Türkiye gayrimenkul sektörünün çatı örgütü GYODER’in, mevcut sorunlara çözüm bulmak amacıyla hayata geçirdiği ‘GYODER Çözüm Platformu’nun üçüncü toplantısı, ‘Turizmde Dönüşüm Arayışları’ başlığı altında gayrimenkul ve turizm sektörü temsilcilerinin yoğun katılımıyla gerçekleşti. Toplantıda, ‘Turizmde dönüşüm’ hareketinin başlaması gerektiğini vurgulayan TTYD Başkanı Oya Narin, “Bu dönüşüm başlamadığı takdirde, yüksek standartlara sahip bir Türkiye’den çok, kişi başı 650 ila 750 dolar arasında gelir elde eden yapıya sahip daha ortalama bir turizm sektörü görürüz” dedi.

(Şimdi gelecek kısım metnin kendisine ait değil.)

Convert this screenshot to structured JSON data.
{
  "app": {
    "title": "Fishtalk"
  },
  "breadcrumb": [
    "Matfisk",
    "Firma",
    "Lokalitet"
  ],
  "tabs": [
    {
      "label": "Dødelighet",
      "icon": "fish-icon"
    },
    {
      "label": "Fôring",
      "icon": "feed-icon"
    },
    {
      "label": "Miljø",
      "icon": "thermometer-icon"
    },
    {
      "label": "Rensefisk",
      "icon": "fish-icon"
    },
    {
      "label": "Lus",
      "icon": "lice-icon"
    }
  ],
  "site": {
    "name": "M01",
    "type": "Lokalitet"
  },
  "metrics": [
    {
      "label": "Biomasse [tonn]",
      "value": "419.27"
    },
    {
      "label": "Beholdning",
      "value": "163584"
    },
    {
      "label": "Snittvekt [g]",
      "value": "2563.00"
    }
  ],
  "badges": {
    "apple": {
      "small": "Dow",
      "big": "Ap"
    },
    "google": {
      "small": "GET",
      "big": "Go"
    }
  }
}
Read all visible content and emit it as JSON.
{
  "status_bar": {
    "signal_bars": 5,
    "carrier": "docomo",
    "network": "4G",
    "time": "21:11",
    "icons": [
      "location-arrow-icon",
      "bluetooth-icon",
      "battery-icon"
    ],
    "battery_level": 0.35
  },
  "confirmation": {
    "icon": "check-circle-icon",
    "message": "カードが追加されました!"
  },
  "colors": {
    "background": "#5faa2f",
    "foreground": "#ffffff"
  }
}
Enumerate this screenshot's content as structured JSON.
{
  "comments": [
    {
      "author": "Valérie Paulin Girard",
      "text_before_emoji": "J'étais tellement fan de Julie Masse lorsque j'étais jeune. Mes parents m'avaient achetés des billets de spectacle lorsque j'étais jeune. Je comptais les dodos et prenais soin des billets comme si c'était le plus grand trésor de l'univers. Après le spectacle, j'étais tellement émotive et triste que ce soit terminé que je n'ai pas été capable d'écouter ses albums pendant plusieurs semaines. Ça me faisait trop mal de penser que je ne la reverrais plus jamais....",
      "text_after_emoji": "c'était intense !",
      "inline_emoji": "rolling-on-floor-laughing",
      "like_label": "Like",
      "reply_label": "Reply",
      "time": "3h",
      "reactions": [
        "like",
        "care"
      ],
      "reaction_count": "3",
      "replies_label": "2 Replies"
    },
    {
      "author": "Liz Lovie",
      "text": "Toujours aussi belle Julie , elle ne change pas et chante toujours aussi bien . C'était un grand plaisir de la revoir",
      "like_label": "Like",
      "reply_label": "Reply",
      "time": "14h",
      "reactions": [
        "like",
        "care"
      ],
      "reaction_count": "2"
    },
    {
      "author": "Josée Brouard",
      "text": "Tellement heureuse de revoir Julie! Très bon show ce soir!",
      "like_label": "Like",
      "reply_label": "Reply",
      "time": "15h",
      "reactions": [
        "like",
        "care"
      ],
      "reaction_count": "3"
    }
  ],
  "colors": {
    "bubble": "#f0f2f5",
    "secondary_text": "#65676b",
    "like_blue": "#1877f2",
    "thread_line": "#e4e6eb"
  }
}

Otellerin sürdürülebilir dönüşüme ihtiyacı olduğunu belirten GYODER Başkan Yardımcısı Ersun Bayraktaroğlu ise şöyle konuştu: “Dönüşüm sadece ülkemizin değil dünyanın da sorunu. Çünkü insanların öncelikleri, bakış açıları, yaşam şekilleri değişiyor. Dolayısıyla bu dönüşüm ve değişimden kaçamıyoruz. Aynı zamanda bu dönüşümün yaratacağı ekonomi de önemli.”
GYODER (Gayrimenkul ve Gayrimenkul Yatırım Ortaklığı Derneği) tarafından, gayrimenkul sektöründe yaşanan son gelişmeleri değerlendirmek ve yaşanan sorunlara çözüm bulmak amacıyla hayata geçirilen ‘GYODER Çözüm Platformu’ toplantısının üçüncüsü ‘Turizmde Dönüşüm Arayışları’ başlığı altında düzenlendi. CBRE Türkiye sponsorluğunda, iş dünyasının önde gelen lider ve şirketlerini bir araya getiren Assembly’nin ev sahipliğinde 17 Eylül Pazartesi günü Assembly Ferko Signature’de gerçekleştirilen toplantıya gayrimenkul ve turizm sektörü temsilcilerinin ilgisi yüksek oldu.
Moderatörlüğünü GYODER Başkan Yardımcısı Ersun Bayraktaroğlu’nun yaptığı interaktif toplantının konuşmacıları Türkiye Turizm Yatırımcıları Derneği (TTYD) Yönetim Kurulu Başkanı Oya Narin, Zay Strateji Kurucusu Zafer Ali Yavan, Özak GYO Yönetim Kurulu Başkanı Ahmet Akbalık, Aksoy İnşaat Yönetim Kurulu Başkan Vekili Alper Aksoy, Paksoy Avukatlık Bürosu Ortağı Selin Barlın, Servotel Yönetici Ortağı Ayla Heyfegil, CBRE Türkiye Genel Müdürü Can Kadir Yalnızcan, GAD Mimarlık Kurucusu Gökhan Avcıoğlu, Er Yatırım Genel Müdürü Ferzan Çelikkanat, TSKB Kurumsal Bankacılık Satış Müdürü Volkan Karaben, Turner Ülke Direktörü Mehmet Sami Kılıç ve 24 Gayrimenkul Yönetim Kurulu Başkanı Aziz Yeniay, turizmde dönüşüm konularında görüşlerini paylaştı.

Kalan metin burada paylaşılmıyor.